Zebraliśmy grupę, początkowo, aby się spotykać, poznać wzajemnie. Może na 2-3 lata. Pamiętam pierwszy koncert w Legnicy w czerwcu 1992 roku. Część ludzi bała się wyjść, bo nie wiadomo było, jaka będzie reakcja miasta, ulicy. Trzeba było przełamać naprawdę wysokie mury, które dzieliły społeczności po obu stronach. Ku naszemu zaskoczeniu, przetrwaliśmy pierwsze lata.

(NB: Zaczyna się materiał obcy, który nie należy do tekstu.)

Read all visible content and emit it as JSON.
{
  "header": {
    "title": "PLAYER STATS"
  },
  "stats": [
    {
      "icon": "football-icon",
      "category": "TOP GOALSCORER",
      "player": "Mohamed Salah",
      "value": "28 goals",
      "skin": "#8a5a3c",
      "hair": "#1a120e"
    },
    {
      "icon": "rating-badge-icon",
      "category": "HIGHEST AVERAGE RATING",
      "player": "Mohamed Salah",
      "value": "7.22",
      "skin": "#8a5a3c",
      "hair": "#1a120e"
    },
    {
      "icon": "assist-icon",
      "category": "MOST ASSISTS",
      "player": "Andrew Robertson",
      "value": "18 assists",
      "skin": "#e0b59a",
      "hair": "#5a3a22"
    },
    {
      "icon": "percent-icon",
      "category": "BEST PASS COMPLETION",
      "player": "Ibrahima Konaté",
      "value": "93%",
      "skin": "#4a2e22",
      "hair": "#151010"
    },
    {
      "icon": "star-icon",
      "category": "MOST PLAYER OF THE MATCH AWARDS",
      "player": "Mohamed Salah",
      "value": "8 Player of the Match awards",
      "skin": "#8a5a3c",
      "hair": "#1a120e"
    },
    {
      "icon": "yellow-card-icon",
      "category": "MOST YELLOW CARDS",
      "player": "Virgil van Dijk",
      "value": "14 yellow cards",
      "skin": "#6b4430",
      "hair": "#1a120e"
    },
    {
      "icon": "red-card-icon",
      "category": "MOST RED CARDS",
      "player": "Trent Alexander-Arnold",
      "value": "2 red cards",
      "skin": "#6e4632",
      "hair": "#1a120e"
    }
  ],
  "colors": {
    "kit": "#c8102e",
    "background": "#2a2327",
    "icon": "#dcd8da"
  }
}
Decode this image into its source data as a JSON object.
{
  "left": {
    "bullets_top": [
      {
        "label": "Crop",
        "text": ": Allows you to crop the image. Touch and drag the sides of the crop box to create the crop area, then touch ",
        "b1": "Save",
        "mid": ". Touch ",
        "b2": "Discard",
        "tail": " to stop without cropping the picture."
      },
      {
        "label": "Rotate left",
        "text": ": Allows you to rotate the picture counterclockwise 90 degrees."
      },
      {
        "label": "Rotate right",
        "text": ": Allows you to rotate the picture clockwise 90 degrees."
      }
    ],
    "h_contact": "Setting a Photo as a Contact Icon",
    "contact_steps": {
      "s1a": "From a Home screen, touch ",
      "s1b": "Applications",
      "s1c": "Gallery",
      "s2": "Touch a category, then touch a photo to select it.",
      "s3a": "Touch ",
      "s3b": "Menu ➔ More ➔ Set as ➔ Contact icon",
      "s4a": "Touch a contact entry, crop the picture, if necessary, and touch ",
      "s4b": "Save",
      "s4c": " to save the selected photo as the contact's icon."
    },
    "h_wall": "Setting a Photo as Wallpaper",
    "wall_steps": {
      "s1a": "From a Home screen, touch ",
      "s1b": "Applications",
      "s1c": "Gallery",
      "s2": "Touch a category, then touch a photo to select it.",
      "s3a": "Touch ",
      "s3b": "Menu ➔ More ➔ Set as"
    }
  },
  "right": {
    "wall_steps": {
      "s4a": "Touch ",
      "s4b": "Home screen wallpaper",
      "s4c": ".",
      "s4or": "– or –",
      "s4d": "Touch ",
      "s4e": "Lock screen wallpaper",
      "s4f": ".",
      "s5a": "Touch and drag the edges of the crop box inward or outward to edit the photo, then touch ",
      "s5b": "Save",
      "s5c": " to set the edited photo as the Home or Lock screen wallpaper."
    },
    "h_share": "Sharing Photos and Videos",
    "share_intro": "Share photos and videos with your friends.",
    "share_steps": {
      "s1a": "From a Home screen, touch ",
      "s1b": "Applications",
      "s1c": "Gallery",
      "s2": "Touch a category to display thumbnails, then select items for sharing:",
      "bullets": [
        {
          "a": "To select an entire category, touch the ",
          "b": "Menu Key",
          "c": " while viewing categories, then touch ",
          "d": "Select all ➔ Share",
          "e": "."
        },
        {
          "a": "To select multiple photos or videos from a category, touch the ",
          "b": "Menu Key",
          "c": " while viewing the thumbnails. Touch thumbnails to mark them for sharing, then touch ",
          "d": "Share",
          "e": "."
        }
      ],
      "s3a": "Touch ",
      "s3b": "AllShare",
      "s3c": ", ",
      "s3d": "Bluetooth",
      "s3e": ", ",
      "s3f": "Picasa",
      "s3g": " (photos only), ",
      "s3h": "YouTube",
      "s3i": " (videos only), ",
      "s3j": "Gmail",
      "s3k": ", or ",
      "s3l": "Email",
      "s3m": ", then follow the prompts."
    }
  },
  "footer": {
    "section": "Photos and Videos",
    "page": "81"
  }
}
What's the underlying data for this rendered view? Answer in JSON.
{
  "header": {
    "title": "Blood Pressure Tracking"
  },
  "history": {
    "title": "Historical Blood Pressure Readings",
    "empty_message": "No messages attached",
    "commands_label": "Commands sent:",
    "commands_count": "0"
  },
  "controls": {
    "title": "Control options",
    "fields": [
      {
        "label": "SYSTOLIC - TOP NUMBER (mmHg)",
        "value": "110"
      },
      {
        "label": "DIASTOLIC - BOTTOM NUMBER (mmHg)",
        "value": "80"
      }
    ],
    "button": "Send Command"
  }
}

Zaczęły się wyjazdy zagraniczne. Na festiwalu w Portugalii był z nami Jacek Głomb, dyrektor teatru, który tak był tym zafascynowany, że powiedział, iż może warto byłoby zrobić podobny festiwal w Legnicy. Szukaliśmy reguły i wymyśliliśmy festiwal mniejszości etnicznych, gdzie postanowiliśmy zapraszać zespoły podobne no naszego: Basków z Hiszpanii, Bretończyków z Francji, Serbów Łużyckich z Niemiec, Polaków z Litwy i Czech, Żydów z Ukrainy. W 1996 r. zorganizowałem pierwszy festiwal „Europa bez granic”. Potem w 1998 r. go powtórzyliśmy. To był strzał w dziesiątkę, bo to dało szansę pokazać się nam jako społeczności lokalnej i nawiązać kontakty z podobnymi nam środowiskami w Europie, a z drugiej strony był to bardzo ciekawy produkt dla miasta, które czekało na barwny festiwal, który mógł promować Legnicę.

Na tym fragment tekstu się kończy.